As one Tanzanian MP explained it to me, “This is how things work around here. This is what we need to do. This is what we have to do. This is how you get elected.”

The blind spot that has plagued international development

This is the sort of collective action problem that sits at the heart of most political development. Whereas newly designed institutions of governance and democracy, like parliaments and ministries, will always be built around rational principles, these principles will only ever have a glancing relationship with the human logic behind political behavior.

The irony is that international efforts funded by governments in Europe and North America fail to appreciate how their own political institutions evolved.
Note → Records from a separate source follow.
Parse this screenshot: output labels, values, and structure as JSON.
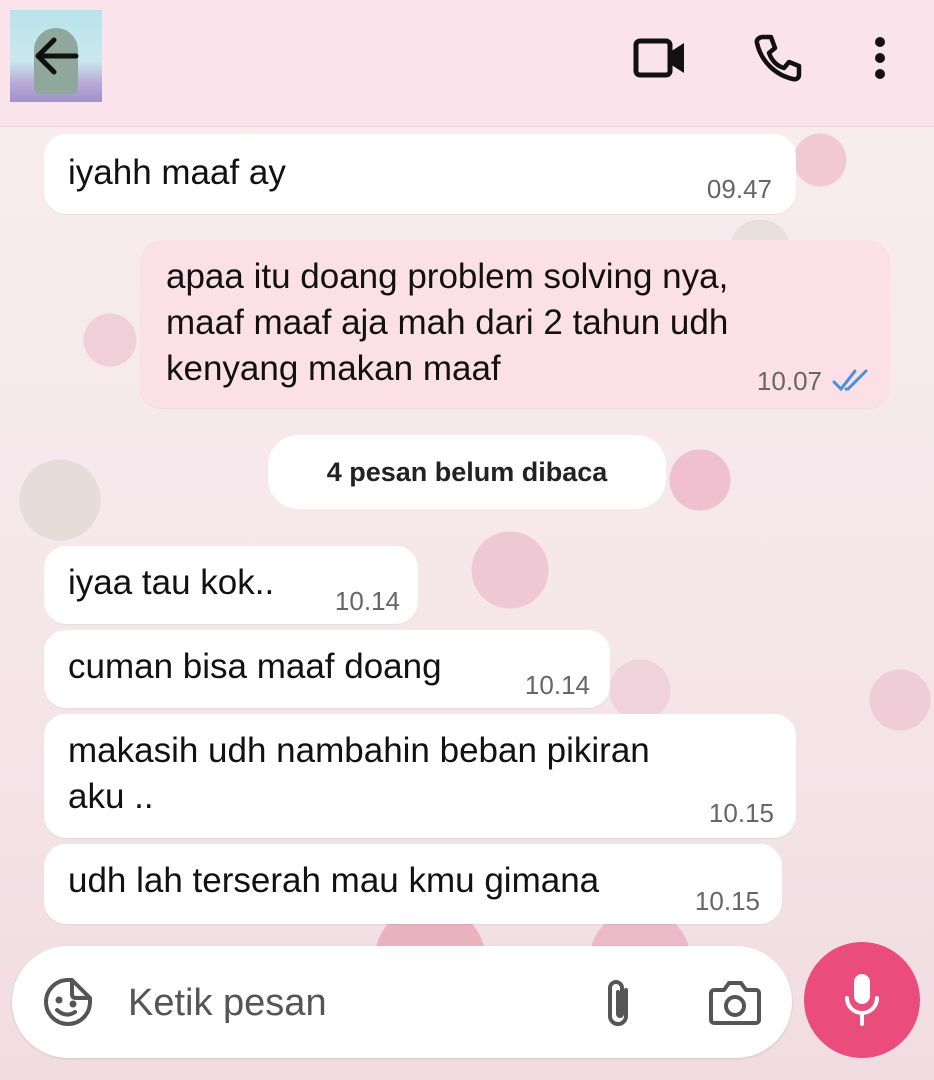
{
  "header": {
    "back_icon": "arrow-left-icon",
    "avatar_icon": "contact-avatar",
    "actions": [
      {
        "name": "video-call",
        "icon": "video-camera-icon"
      },
      {
        "name": "voice-call",
        "icon": "phone-icon"
      },
      {
        "name": "more",
        "icon": "more-vertical-icon"
      }
    ]
  },
  "messages": [
    {
      "direction": "in",
      "text": "iyahh maaf ay",
      "time": "09.47"
    },
    {
      "direction": "out",
      "text": "apaa itu doang problem solving nya,\nmaaf maaf aja mah dari 2 tahun udh\nkenyang makan maaf",
      "time": "10.07",
      "status": "read"
    },
    {
      "direction": "in",
      "text": "iyaa tau kok..",
      "time": "10.14"
    },
    {
      "direction": "in",
      "text": "cuman bisa maaf doang",
      "time": "10.14"
    },
    {
      "direction": "in",
      "text": "makasih udh nambahin beban pikiran\naku ..",
      "time": "10.15"
    },
    {
      "direction": "in",
      "text": "udh lah terserah mau kmu gimana",
      "time": "10.15"
    }
  ],
  "unread_notice": "4 pesan belum dibaca",
  "composer": {
    "placeholder": "Ketik pesan",
    "value": "",
    "emoji_icon": "sticker-icon",
    "attach_icon": "paperclip-icon",
    "camera_icon": "camera-icon",
    "send_icon": "microphone-icon"
  },
  "colors": {
    "header_bg": "#fae3ea",
    "outgoing_bubble": "#fbe0e8",
    "incoming_bubble": "#ffffff",
    "read_ticks": "#4a90d9",
    "mic_button": "#ea4d7c"
  }
}
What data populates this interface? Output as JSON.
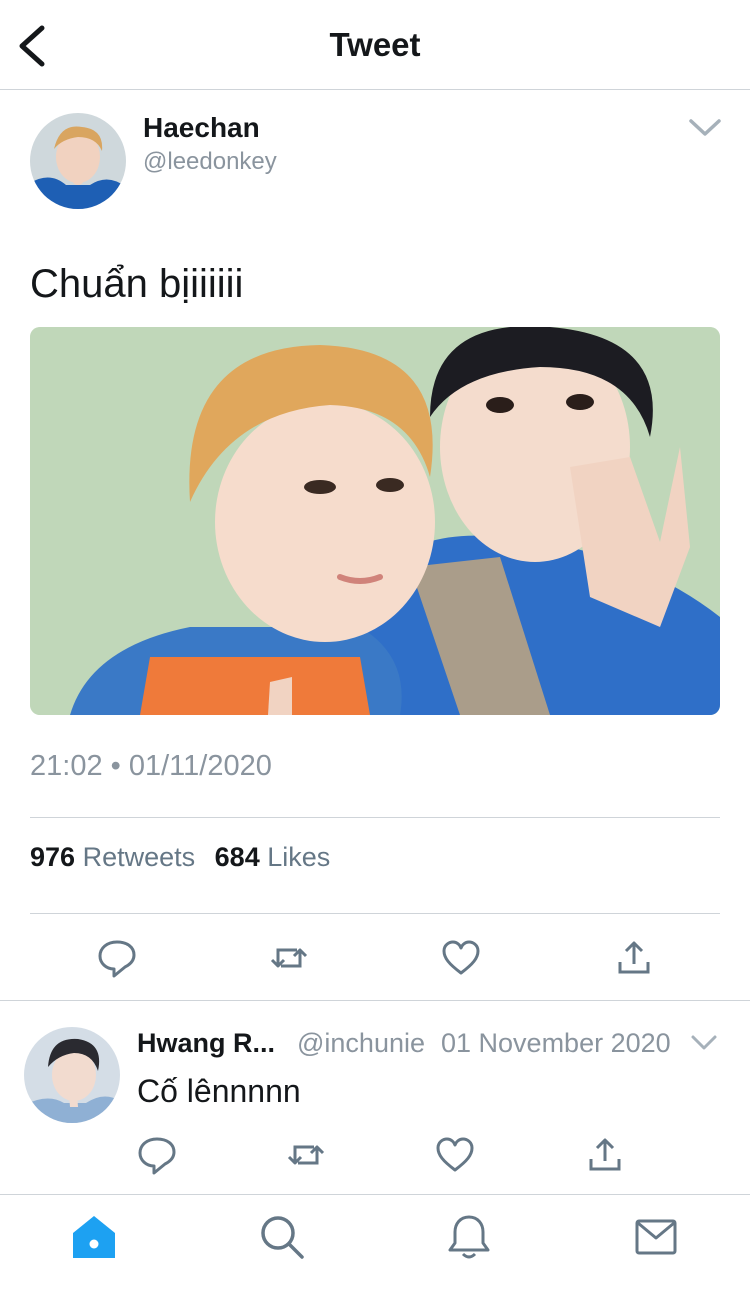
{
  "header": {
    "title": "Tweet",
    "back_icon": "chevron-left-icon"
  },
  "tweet": {
    "author_name": "Haechan",
    "author_handle": "@leedonkey",
    "text": "Chuẩn bịiiiiii",
    "time": "21:02 • 01/11/2020",
    "retweets_count": "976",
    "retweets_label": "Retweets",
    "likes_count": "684",
    "likes_label": "Likes",
    "actions": [
      "reply-icon",
      "retweet-icon",
      "like-icon",
      "share-icon"
    ]
  },
  "reply": {
    "author_name": "Hwang R...",
    "author_handle": "@inchunie",
    "date": "01 November 2020",
    "text": "Cố lênnnnn"
  },
  "tabbar": {
    "items": [
      "home-icon",
      "search-icon",
      "notifications-icon",
      "messages-icon"
    ],
    "active": "home-icon"
  },
  "colors": {
    "accent": "#1da1f2",
    "icon": "#657786",
    "muted": "#8a949e",
    "divider": "#cfd4d9"
  }
}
As Joseph Henrich points out in his book about WEIRD psychology, their institutions did not emerge from an intellectual epiphany where “rational parties sit down, put their heads together, and hash out an effective institutional design.” Rather, they developed from what he calls a “grinding process of myopic groping.” Starting out as informal solutions to immediate problems, and evolving gradually over decades and often centuries, they were slowly formalized into norms, rules, and institutions.

Political development is rarely, if ever, the neat product of rational planning, but rather the result of a far more messy and complex process of human beings finding ways to fix the things that matter.

Political development is rarely, if ever, the neat product of rational planning, but rather the result of a far more messy and complex process of human beings finding ways to fix the things that matter.

This is the blind spot that has plagued international development over the last thirty years: A process that starts with a template for institutional design that looks rational to foreign observers, and which then seeks to bend local behavioral and social norms to those expectations, is unlikely to achieve much. Politicians will always behave logically rather than rationally.

For international assistance to support the process of strengthening much-needed institutions of governance in fragile countries, it needs to start with the human side of politics. It needs to pay attention to the problems that politicians need to fix today and help them to fix them—but in ways that make them easier to solve tomorrow.

In short, change needs to begin with the existing logic of behavior. And that must start inside the political mind and work outwards from there.

As Rory Sutherland notes, you should never denigrate a behavior until you have worked out what purpose it really serves. Rather than trying to work out why MPs are doing things that don’t seem to make sense, we need to start by asking: Why do they make sense to the MPs that are doing them? It is here that a more behavioral approach may offer new ways of strengthening political systems in places where it really matters.